Deep Learning-enabled Detection of Aortic Stenosis from Noisy Single Lead Electrocardiograms

BackgroundDue to the lack of a feasible screening strategy, aortic stenosis (AS) is often diagnosed after the development of clinical symptoms, representing advanced stages of disease. Portable and wearable devices capable of recording electrocardiograms (ECGs) can be used for scalable screening for AS, if the diagnosis can be made with a single-lead ECG, despite potentially noisy acquisition. MethodsUsing electronic health records and imaging data from a large, diverse hospital system (2015-2022), we developed a deep learning-based approach to detect moderate/severe AS using a single-lead ECG. We used ECGs paired with echocardiograms obtained within 30 days of each other to develop the model. We extracted lead I signal data from clinical ECG and augmented it with random Gaussian noise. We trained a convolutional neural network (CNN) to identify TTE-confirmed AS using noisy single-lead ECGs.
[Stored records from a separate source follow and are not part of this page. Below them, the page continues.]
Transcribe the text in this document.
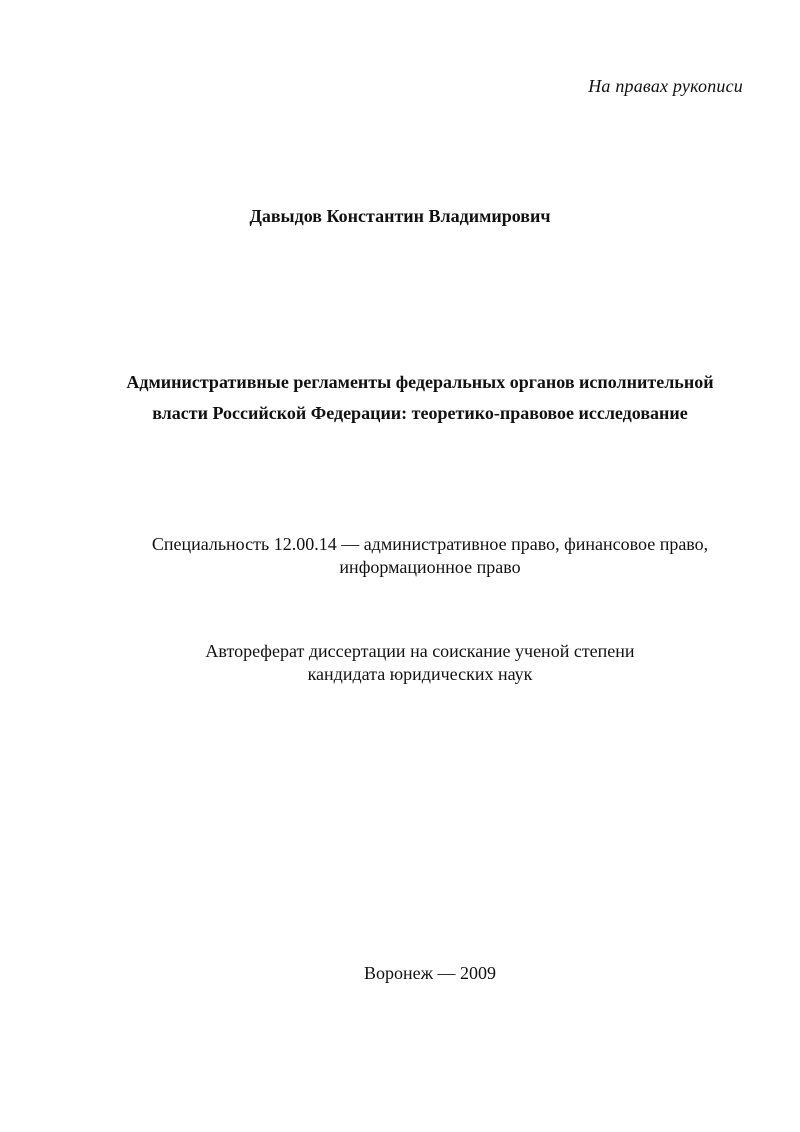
На правах рукописи
Давыдов Константин Владимирович
Административные регламенты федеральных органов исполнительной
власти Российской Федерации: теоретико-правовое исследование
Специальность 12.00.14 — административное право, финансовое право,
информационное право
Автореферат диссертации на соискание ученой степени
кандидата юридических наук
Воронеж — 2009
Finally, we used the CNN model probabilities, along with patient age and sex, as predictive inputs to train an extreme gradient boosting (XGBoost) model to detect moderate/severe AS. ResultsThe model was developed in 75,901 ECGs/35,992 patients (median age 61 [interquartile range (IQR) 47-72] years, 54.3% women, 9.5% Black) and validated in 3,733 patients (median age 61 [IQR 47-72] years, 53.4% women, 9.7% Black). In the held-out validation set, the ensemble XGBoost model achieved an AUROC of 0.829 (95% CI: 0.800-0.855), with a sensitivity of 90.4% and specificity of 58.7% for detecting moderate/severe AS. For detecting severe AS, the models AUROC was 0.846 (95% CI, 0.778-0.899), with a sensitivity of 94.3% and specificity of 57.0%. In the test set with a 4.5% prevalence of moderate/severe AS, the model had a PPV of 9.3% and an NPV of 99.2%. In simulated cohorts with 1% and 20% prevalence of moderate/severe AS, the models NPVs varied from 99.8% to 96.1%, and PPV from 2.2% to 35.4%, respectively. ConclusionWe developed a novel portable- and wearable-adapted deep learning approach for the detection of moderate/severe AS from noisy single-lead ECGs. Our approach represents a highly sensitive, feasible, and scalable strategy for community-based AS screening.